No sé por qué, se me ocurrió que quizá se esperara de cada uno de nosotros lo que resultaba más opuesto a nuestra naturaleza. ¿Pedro se sentía incómodo entre los no judíos? Entonces tenía que ir a Roma. ¿Mateo ansiaba volver a Galilea? Entonces debía quedarse aquí. ¿Juan se sentía llamado a ir a países extranjeros, como Pablo? Pues, su compromiso con la madre de Jesús le significaba un impedimento. María, su madre ahora, ya no era joven y tenía más hijos aquí, en Jerusalén, especialmente a Santiago, una figura muy importante de nuestra Iglesia. Mientras María siguiese con vida, Juan debía quedarse en Jerusalén.

¿Y yo? ¿Qué debía hacer yo? ¿Qué esperaba Jesús de mí? ¿Podía preguntárselo directamente? (Pablo afirmaba que el Espíritu de Jesús le hablaba, le indicaba lo que tenía que hacer y dónde tenía que ir. ¿Me hablaría también a mí?).

Por encima de todas las cosas, deseaba ir a Magdala. Volver a ver a mi familia. Buscar a mi hija y estrecharla entre mis brazos. Ahora tenía diecisiete años, era toda una mujer. Tenía la misma edad que yo cuando me prometí con Joel. Mi niña… ya no era una niña. Mi necesidad de verla por fin, en persona, se convirtió en un dolor que crecía, como una ola.

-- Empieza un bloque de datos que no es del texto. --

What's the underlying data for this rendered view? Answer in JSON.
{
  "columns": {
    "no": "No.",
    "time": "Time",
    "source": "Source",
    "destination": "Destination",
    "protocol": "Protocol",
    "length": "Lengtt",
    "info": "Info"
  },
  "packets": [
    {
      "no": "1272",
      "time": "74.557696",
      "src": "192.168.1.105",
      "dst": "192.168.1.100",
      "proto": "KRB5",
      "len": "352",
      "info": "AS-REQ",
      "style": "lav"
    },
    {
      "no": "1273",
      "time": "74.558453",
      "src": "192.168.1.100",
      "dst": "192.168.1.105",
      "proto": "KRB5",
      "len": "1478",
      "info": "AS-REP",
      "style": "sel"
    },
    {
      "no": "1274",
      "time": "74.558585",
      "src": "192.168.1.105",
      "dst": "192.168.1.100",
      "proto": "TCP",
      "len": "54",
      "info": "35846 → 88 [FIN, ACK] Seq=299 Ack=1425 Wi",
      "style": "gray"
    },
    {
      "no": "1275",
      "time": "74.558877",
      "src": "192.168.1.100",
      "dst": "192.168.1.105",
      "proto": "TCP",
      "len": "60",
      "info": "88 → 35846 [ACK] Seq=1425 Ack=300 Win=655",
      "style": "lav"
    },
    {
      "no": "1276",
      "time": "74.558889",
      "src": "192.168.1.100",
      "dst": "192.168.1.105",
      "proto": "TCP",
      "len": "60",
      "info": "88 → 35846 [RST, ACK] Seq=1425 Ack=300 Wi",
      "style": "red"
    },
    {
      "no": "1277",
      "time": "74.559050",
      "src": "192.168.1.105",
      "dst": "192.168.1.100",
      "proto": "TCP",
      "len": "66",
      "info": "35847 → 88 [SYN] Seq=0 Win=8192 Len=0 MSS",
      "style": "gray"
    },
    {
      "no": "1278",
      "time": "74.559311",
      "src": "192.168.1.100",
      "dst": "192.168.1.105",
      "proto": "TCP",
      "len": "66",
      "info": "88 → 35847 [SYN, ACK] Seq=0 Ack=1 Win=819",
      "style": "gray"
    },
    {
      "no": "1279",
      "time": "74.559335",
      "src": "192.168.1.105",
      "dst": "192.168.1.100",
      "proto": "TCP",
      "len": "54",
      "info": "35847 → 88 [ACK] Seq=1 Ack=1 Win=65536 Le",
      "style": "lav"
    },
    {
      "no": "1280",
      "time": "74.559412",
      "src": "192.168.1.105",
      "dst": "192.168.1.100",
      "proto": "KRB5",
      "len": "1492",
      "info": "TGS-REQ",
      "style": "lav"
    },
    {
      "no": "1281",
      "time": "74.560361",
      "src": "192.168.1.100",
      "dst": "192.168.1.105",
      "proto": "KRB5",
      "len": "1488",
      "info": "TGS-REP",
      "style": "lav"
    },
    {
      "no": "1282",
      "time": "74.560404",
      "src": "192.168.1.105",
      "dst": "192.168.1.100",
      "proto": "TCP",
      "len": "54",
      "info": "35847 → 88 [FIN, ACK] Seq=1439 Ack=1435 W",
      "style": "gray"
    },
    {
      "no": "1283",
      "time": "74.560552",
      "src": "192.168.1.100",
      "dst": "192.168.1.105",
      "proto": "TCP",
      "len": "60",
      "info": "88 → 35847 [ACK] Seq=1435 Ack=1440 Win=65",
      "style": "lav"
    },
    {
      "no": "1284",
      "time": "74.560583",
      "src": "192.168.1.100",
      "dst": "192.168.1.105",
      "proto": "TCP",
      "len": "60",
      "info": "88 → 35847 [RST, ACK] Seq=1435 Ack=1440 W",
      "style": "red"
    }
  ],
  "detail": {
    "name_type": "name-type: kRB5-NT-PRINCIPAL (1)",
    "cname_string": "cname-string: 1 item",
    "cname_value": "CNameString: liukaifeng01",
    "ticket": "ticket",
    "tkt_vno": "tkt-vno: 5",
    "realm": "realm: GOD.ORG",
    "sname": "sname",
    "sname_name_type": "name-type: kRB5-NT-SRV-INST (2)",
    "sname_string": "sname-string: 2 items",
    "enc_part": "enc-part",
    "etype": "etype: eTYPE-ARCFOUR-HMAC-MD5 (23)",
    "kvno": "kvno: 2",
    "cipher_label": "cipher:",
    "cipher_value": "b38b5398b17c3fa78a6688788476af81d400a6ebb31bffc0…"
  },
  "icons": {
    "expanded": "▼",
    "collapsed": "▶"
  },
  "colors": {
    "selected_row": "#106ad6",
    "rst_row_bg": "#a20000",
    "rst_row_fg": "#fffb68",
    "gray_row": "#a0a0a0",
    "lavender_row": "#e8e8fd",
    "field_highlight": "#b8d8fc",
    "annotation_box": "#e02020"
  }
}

Me recluí —no fue tarea fácil, porque para entonces vivía en la gran casa que Juan estableciera en el monte Sión—, y supliqué a Jesús que me mostrara el camino. En realidad, ya sabía qué quería hacer; sólo deseaba que me diera su permiso.

Sabía que diría que no. Sabía que me pediría que me quedara en Jerusalén, para atender las necesidades de los creyentes perseguidos en esta ciudad.

Me arrodillé, cerré los ojos y apreté los párpados; los cuarenta y dos años de mis rodillas tenían dolorosa conciencia de la dura piedra del suelo en que se apoyaban. Y empecé a presentar mi alegato, punto por punto. En primer lugar, quería averiguar si había seguidores del Camino en Magdala. En segundo lugar, necesitaba conocer el estado de nuestra comunidad en el territorio de Galilea y redactar un informe sobre ello. En tercer lugar, Jerusalén era una ciudad peligrosa y sería mejor alejarme de ella.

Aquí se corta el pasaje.